2. If there is no syntax error and there is a declaration error, the program should output the error
message for the declaration error. You can assume that there can be no more than one declaration
error in the test case. If the program outputs a declaration error, the program should output no
other error message. Specifically, it should not output any type mismatch or uninitialized variable
error message.
3. If there is no syntax error and no declaration error and there is a type mismatch, the program
should output the error message for the type mismatch. You can assume that there can be no more
than one type mismatch per test case. If the program outputs a type mismatch error message, the
program should output no other error message.
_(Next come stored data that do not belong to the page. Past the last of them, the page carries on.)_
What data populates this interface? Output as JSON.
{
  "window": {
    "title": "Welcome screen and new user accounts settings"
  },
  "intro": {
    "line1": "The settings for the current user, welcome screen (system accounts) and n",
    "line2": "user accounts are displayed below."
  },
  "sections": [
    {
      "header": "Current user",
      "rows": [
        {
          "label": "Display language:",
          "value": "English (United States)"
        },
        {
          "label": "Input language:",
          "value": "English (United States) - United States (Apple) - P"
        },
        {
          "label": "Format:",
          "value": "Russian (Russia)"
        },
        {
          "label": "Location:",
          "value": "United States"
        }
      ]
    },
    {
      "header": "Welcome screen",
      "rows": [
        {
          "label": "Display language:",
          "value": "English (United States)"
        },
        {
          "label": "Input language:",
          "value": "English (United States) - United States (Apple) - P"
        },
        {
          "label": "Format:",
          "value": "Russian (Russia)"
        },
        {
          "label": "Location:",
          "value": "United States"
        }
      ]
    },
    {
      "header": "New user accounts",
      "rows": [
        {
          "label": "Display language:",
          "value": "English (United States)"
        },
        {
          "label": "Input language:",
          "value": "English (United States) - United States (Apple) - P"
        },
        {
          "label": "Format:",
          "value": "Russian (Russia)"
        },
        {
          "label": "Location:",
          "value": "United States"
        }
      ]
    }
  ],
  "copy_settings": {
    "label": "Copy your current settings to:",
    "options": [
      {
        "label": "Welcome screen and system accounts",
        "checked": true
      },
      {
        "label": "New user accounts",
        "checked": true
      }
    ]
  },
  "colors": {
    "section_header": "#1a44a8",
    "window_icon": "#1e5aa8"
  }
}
Specifically, it should not output any uninitialized
variable error message.
4. If there is no syntax error, no declaration error and no type mismatch error, the program should
output the list of variables used but not initialized in the format specified in Section 4.3.
5. If there is no error of any kind, the program should output for each reference, the line number of
the reference and the line number of the declaration to which the reference resolves as explained
in Section 4.4 above.
7. Evaluation
Your submission will be graded on passing the automated test cases.
The test cases (there will be multiple test cases in each category, each with equal weight) will be broken
down in the following way (out of 100 points):
Parsing: 35 points
Errors involving declarations: 20 points
Type mismatch errors and no semantic error cases: 35 points
Use of uninitialized variables: 10 points
There is no partial credit for the parsing category, you need to pass all test cases in that category to get
the 35 points. All other categories have partial credit.